Acker mit viel Wasser

Eine Abfolge von Tiefdruckgebieten hat im Mai und Juni 2016 in ungewöhnlich vielen Teilen Bayerns zu Regenfällen mit sehr hoher Intensität und entsprechend hohem erosivem Potenzial geführt. Die Jährlichkeiten dieser Regenereignisse lagen oft über zehn, teilweise über hundert Jahren. Unter den Bedingungen des Klimawandels ist allerdings damit zu rechnen, dass Jahre mit Regenintensitäten wie 2016 häufiger vorkommen werden.
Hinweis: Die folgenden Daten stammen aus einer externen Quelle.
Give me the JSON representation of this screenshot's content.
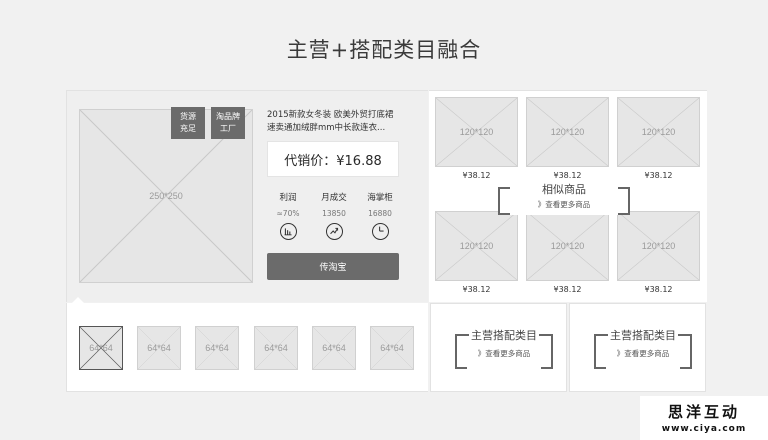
{
  "page": {
    "title": "主营+搭配类目融合"
  },
  "product": {
    "image_label": "250*250",
    "tags": [
      "货源\n充足",
      "淘品牌\n工厂"
    ],
    "title": "2015新款女冬装 欧美外贸打底裙 速卖通加绒胖mm中长款连衣...",
    "price": "代销价：¥16.88",
    "stats": [
      {
        "label": "利润",
        "value": "≈70%",
        "icon": "bar-chart-icon"
      },
      {
        "label": "月成交",
        "value": "13850",
        "icon": "trend-up-icon"
      },
      {
        "label": "海掌柜",
        "value": "16880",
        "icon": "pie-chart-icon"
      }
    ],
    "upload_button": "传淘宝"
  },
  "similar": {
    "title": "相似商品",
    "more": "》查看更多商品",
    "items": [
      {
        "label": "120*120",
        "price": "¥38.12"
      },
      {
        "label": "120*120",
        "price": "¥38.12"
      },
      {
        "label": "120*120",
        "price": "¥38.12"
      },
      {
        "label": "120*120",
        "price": "¥38.12"
      },
      {
        "label": "120*120",
        "price": "¥38.12"
      },
      {
        "label": "120*120",
        "price": "¥38.12"
      }
    ]
  },
  "thumbnails": [
    "64*64",
    "64*64",
    "64*64",
    "64*64",
    "64*64",
    "64*64"
  ],
  "categories": [
    {
      "title": "主营搭配类目",
      "more": "》查看更多商品"
    },
    {
      "title": "主营搭配类目",
      "more": "》查看更多商品"
    }
  ],
  "watermark": {
    "title": "思洋互动",
    "url": "www.ciya.com"
  },
  "colors": {
    "button": "#6b6b6b",
    "placeholder": "#e6e6e6",
    "background": "#f1f1f1"
  }
}
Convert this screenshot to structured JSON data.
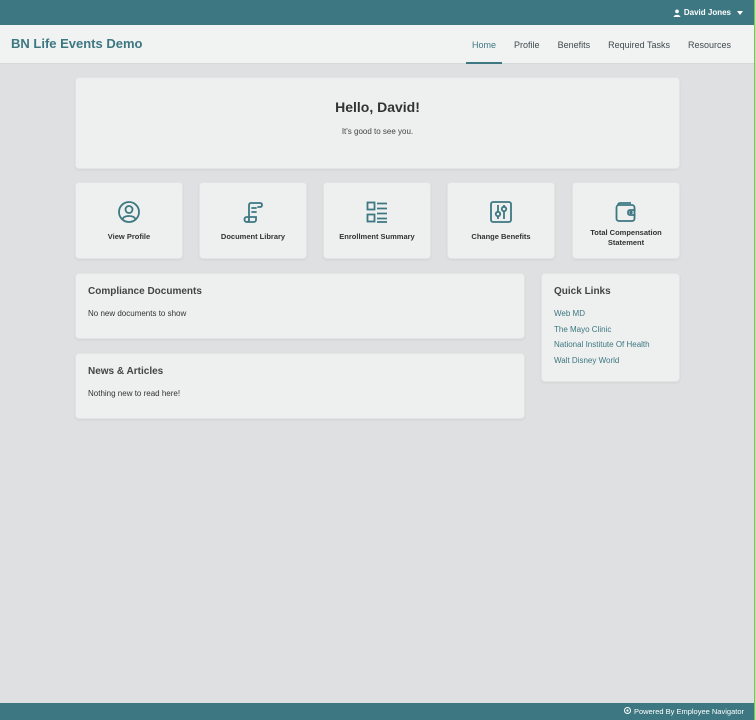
{
  "topbar": {
    "user_name": "David Jones",
    "user_icon": "user-icon",
    "menu_icon": "caret-down-icon"
  },
  "navbar": {
    "brand": "BN Life Events Demo",
    "items": [
      {
        "label": "Home",
        "active": true
      },
      {
        "label": "Profile"
      },
      {
        "label": "Benefits"
      },
      {
        "label": "Required Tasks"
      },
      {
        "label": "Resources"
      }
    ]
  },
  "greeting": {
    "title": "Hello, David!",
    "subtitle": "It's good to see you."
  },
  "tiles": [
    {
      "label": "View Profile",
      "icon": "user-circle-icon"
    },
    {
      "label": "Document Library",
      "icon": "scroll-icon"
    },
    {
      "label": "Enrollment Summary",
      "icon": "list-icon"
    },
    {
      "label": "Change Benefits",
      "icon": "sliders-icon"
    },
    {
      "label": "Total Compensation Statement",
      "icon": "wallet-icon"
    }
  ],
  "compliance": {
    "title": "Compliance Documents",
    "empty_text": "No new documents to show"
  },
  "news": {
    "title": "News & Articles",
    "empty_text": "Nothing new to read here!"
  },
  "quick_links": {
    "title": "Quick Links",
    "links": [
      "Web MD",
      "The Mayo Clinic",
      "National Institute Of Health",
      "Walt Disney World"
    ]
  },
  "footer": {
    "text": "Powered By Employee Navigator",
    "icon": "logo-dot-icon"
  },
  "colors": {
    "accent": "#3d7882",
    "background": "#dfe0e1",
    "card": "#eeefef"
  }
}
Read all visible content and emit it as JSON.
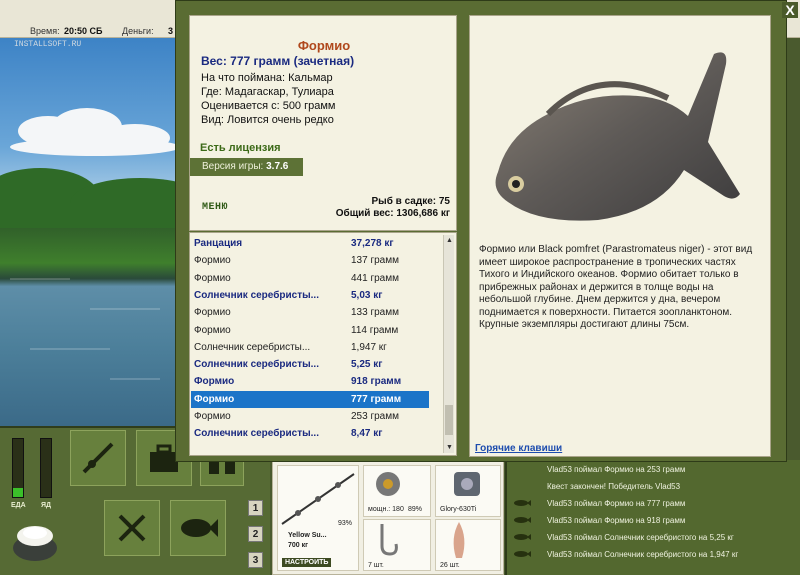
{
  "topbar": {
    "time_label": "Время:",
    "time_value": "20:50 СБ",
    "money_label": "Деньги:",
    "money_value": "3"
  },
  "watermark": "INSTALLSOFT.RU",
  "dialog": {
    "close_label": "X",
    "fish_name": "Формио",
    "weight_line": "Вес: 777 грамм (зачетная)",
    "info": [
      "На что поймана: Кальмар",
      "Где: Мадагаскар, Тулиара",
      "Оценивается с: 500 грамм",
      "Вид: Ловится очень редко"
    ],
    "license": "Есть лицензия",
    "version_label": "Версия игры: ",
    "version_value": "3.7.6",
    "menu_label": "МЕНЮ",
    "keepnet_count": "Рыб в садке: 75",
    "keepnet_weight": "Общий вес: 1306,686 кг",
    "description": "Формио или Black pomfret (Parastromateus niger) - этот вид имеет широкое распространение в тропических частях Тихого и Индийского океанов. Формио обитает только в прибрежных районах и держится в толще воды на небольшой глубине. Днем держится у дна, вечером поднимается к поверхности. Питается зоопланктоном. Крупные экземпляры достигают длины 75см.",
    "hotkeys": "Горячие клавиши"
  },
  "fishlist": [
    {
      "name": "Ранцация",
      "weight": "37,278 кг",
      "style": "bold"
    },
    {
      "name": "Формио",
      "weight": "137 грамм",
      "style": "normal"
    },
    {
      "name": "Формио",
      "weight": "441 грамм",
      "style": "normal"
    },
    {
      "name": "Солнечник серебристы...",
      "weight": "5,03 кг",
      "style": "bold"
    },
    {
      "name": "Формио",
      "weight": "133 грамм",
      "style": "normal"
    },
    {
      "name": "Формио",
      "weight": "114 грамм",
      "style": "normal"
    },
    {
      "name": "Солнечник серебристы...",
      "weight": "1,947 кг",
      "style": "normal"
    },
    {
      "name": "Солнечник серебристы...",
      "weight": "5,25 кг",
      "style": "bold"
    },
    {
      "name": "Формио",
      "weight": "918 грамм",
      "style": "bold"
    },
    {
      "name": "Формио",
      "weight": "777 грамм",
      "style": "selected"
    },
    {
      "name": "Формио",
      "weight": "253 грамм",
      "style": "normal"
    },
    {
      "name": "Солнечник серебристы...",
      "weight": "8,47 кг",
      "style": "bold"
    }
  ],
  "bottomleft": {
    "food_label": "ЕДА",
    "poison_label": "ЯД",
    "food_level": 0.15,
    "poison_level": 0.0,
    "pages": [
      "1",
      "2",
      "3"
    ]
  },
  "tackle": {
    "rod_name": "Yellow Su...",
    "rod_weight": "700 кг",
    "rod_pct": "93%",
    "setup_button": "НАСТРОИТЬ",
    "reel_label": "мощн.: 180",
    "reel_pct": "89%",
    "line_label": "Glory-630Ti",
    "hooks_count": "7 шт.",
    "bait_count": "26 шт."
  },
  "chat": [
    {
      "text": "Vlad53 поймал Формио на 253 грамм",
      "icon": false
    },
    {
      "text": "Квест закончен! Победитель Vlad53",
      "icon": false
    },
    {
      "text": "Vlad53 поймал Формио на 777 грамм",
      "icon": true
    },
    {
      "text": "Vlad53 поймал Формио на 918 грамм",
      "icon": true
    },
    {
      "text": "Vlad53 поймал Солнечник серебристого на 5,25 кг",
      "icon": true
    },
    {
      "text": "Vlad53 поймал Солнечник серебристого на 1,947 кг",
      "icon": true
    }
  ],
  "colors": {
    "accent_selected": "#1b74c8",
    "fish_name": "#b0481c",
    "bold_row": "#1a2a80",
    "panel_green": "#5a6c33"
  }
}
Die vorliegende Dokumentation führt Beobachtungen im Gelände und Datenauswertungen zur Intensität und räumlichen Verbreitung der Starkregen sowie zur Landnutzung einiger Starkregengebiete zusammen, vornehmlich in Südostbayern und ohne Anspruch auf Vollständigkeit. Unter welchen Bedingungen kam es zu Bodenabschwemmungen? Wo kam es zu Oberflächenabfluss? Welche Wege bahnten sich Wasser und Schlamm? Welche Rolle spielte dabei der verbreitete Maisanbau? Wie haben sich verschiedene Anbauverfahren unter den extremen Stressbedingungen bewährt?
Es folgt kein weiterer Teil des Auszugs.